SBA is an acronym for Small Business Administration. It is a federal agency that deals in offering financial help to small businesses. SBA works through the banks and financial institutions across the country. The primary difference between a normal business loan and an SBA loan is that the latter is backed by the government. The former is entirely subjected to the prerogative of the bank. SBA loan issued by banks and financial institutions has government support which allows the rates of interest of such loans to be quite reasonable. More importantly, the chances of getting an SBA loan are much higher as banks or lenders don’t typically like to entertain every type of small business.
There are a few SBA loan types which you should know to figure out what would be ideal for you. Here are the SBA loan types and their differences to help you get started.
7a Term Loans
The most commonly opted for loan among all SBA loan types, 7a Term Loans are primarily meant for refinancing debt or for working capital. Small businesses can apply for up to two million and can choose a repayment term of seven to twenty five years. The rate of interest is desirably low due to the backing from the government. Such loans are backed by the government to the tune of 85% (maximum) of the loan amount.
CDC/504 Term Loans
CDC loans are ideal for procurement of equipment or development of fixed assets. The maximum limit of such loans is four million. The government backs up to 40% of such loan amounts and the borrower has to provide about 10% of the loan amount as collateral. CDC Term Loans have a slightly higher rate of interest than 7a Term Loans.

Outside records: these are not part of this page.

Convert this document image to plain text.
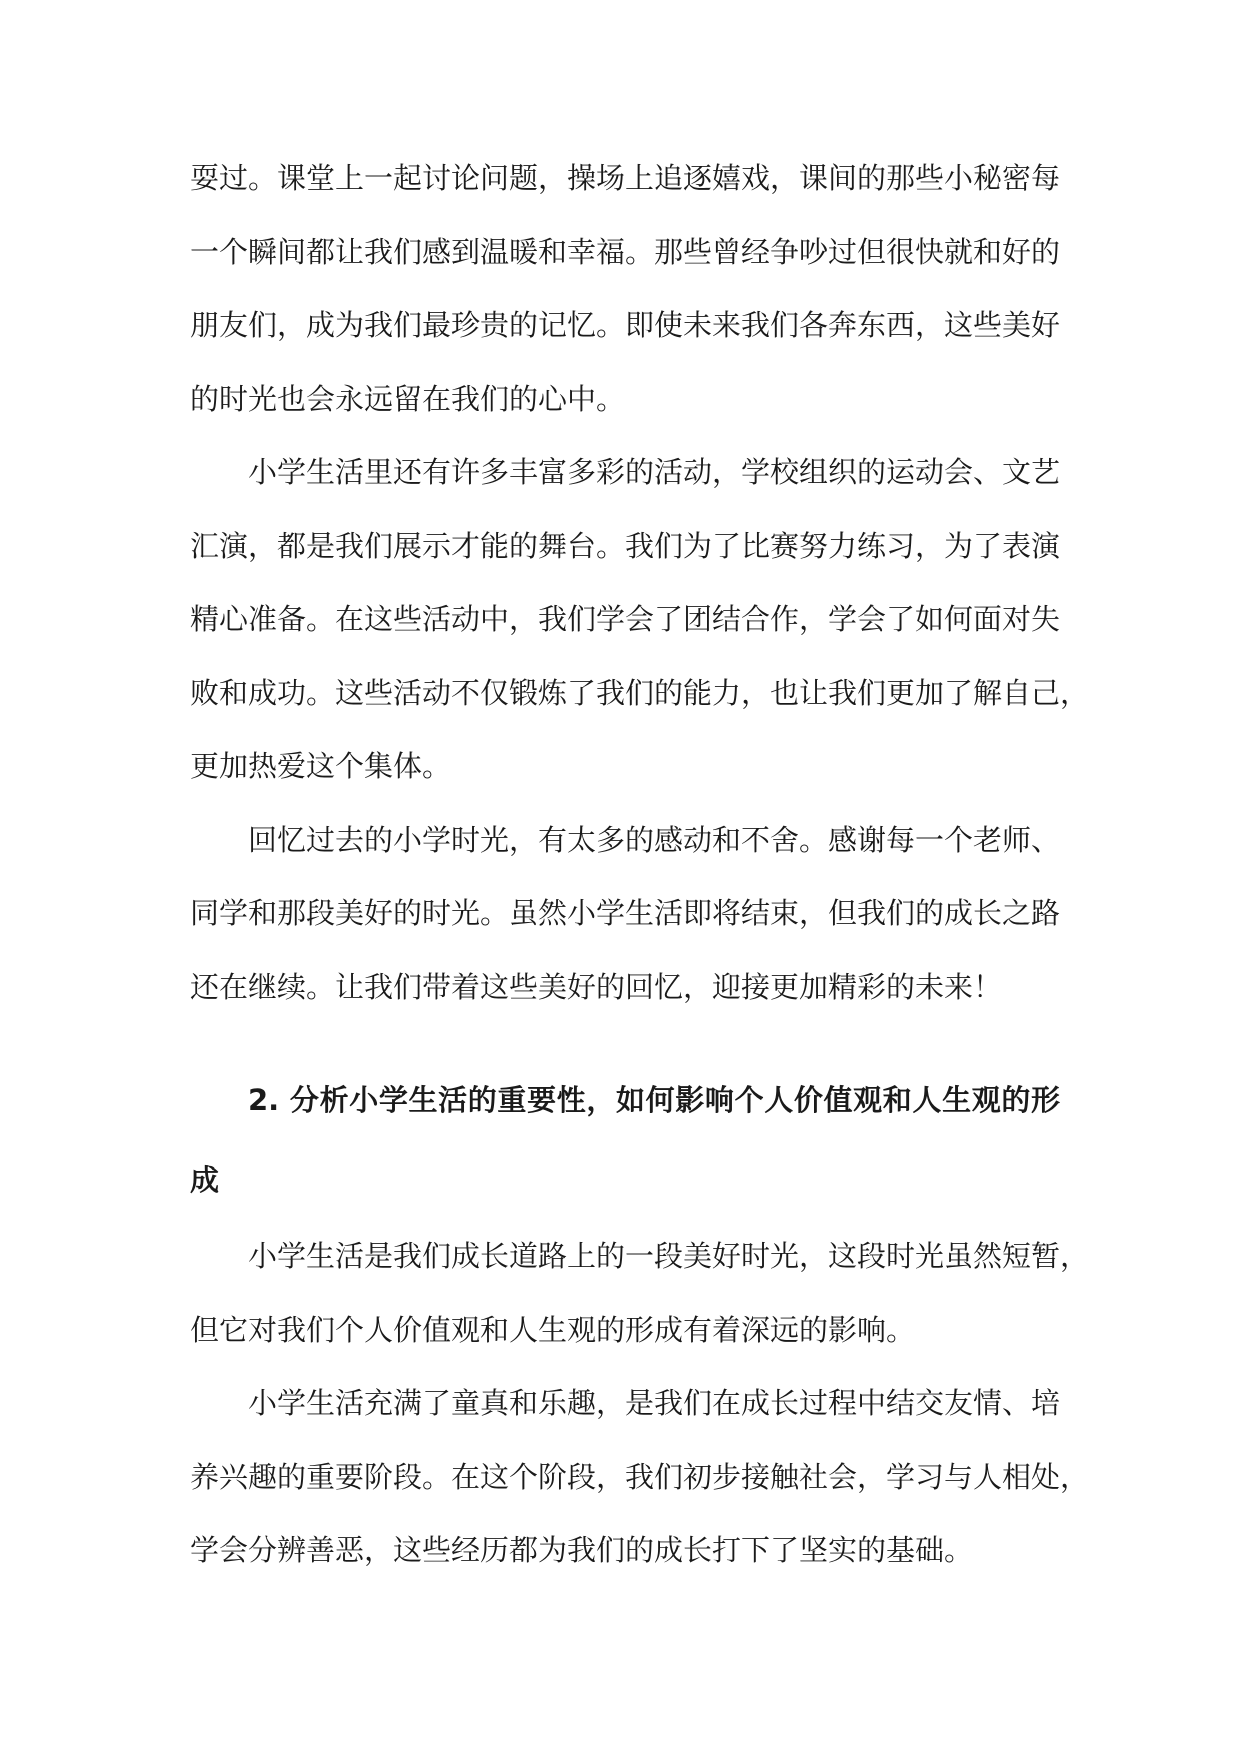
耍过。课堂上一起讨论问题，操场上追逐嬉戏，课间的那些小秘密每
一个瞬间都让我们感到温暖和幸福。那些曾经争吵过但很快就和好的
朋友们，成为我们最珍贵的记忆。即使未来我们各奔东西，这些美好
的时光也会永远留在我们的心中。
小学生活里还有许多丰富多彩的活动，学校组织的运动会、文艺
汇演，都是我们展示才能的舞台。我们为了比赛努力练习，为了表演
精心准备。在这些活动中，我们学会了团结合作，学会了如何面对失
败和成功。这些活动不仅锻炼了我们的能力，也让我们更加了解自己，
更加热爱这个集体。
回忆过去的小学时光，有太多的感动和不舍。感谢每一个老师、
同学和那段美好的时光。虽然小学生活即将结束，但我们的成长之路
还在继续。让我们带着这些美好的回忆，迎接更加精彩的未来！
2. 分析小学生活的重要性，如何影响个人价值观和人生观的形
成
小学生活是我们成长道路上的一段美好时光，这段时光虽然短暂，
但它对我们个人价值观和人生观的形成有着深远的影响。
小学生活充满了童真和乐趣，是我们在成长过程中结交友情、培
养兴趣的重要阶段。在这个阶段，我们初步接触社会，学习与人相处，
学会分辨善恶，这些经历都为我们的成长打下了坚实的基础。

Microloans are quite varied in their nature. This is the only loan of all SBA loan types that doesn’t have any government backing. It is thus up to the lender to decide on the terms and criteria of the loan. Microloans are usually capped at thirty five thousand and the term is generally capped at six years. The rate of interest of microloans is substantially higher than the aforementioned SBA loan types. It ranges from 8% to 13%.
There are some specialty loans as well such as disaster recovery loans, international trade loans and export express loans. Each of these loans has different criteria, caps on loan amounts and interest rates.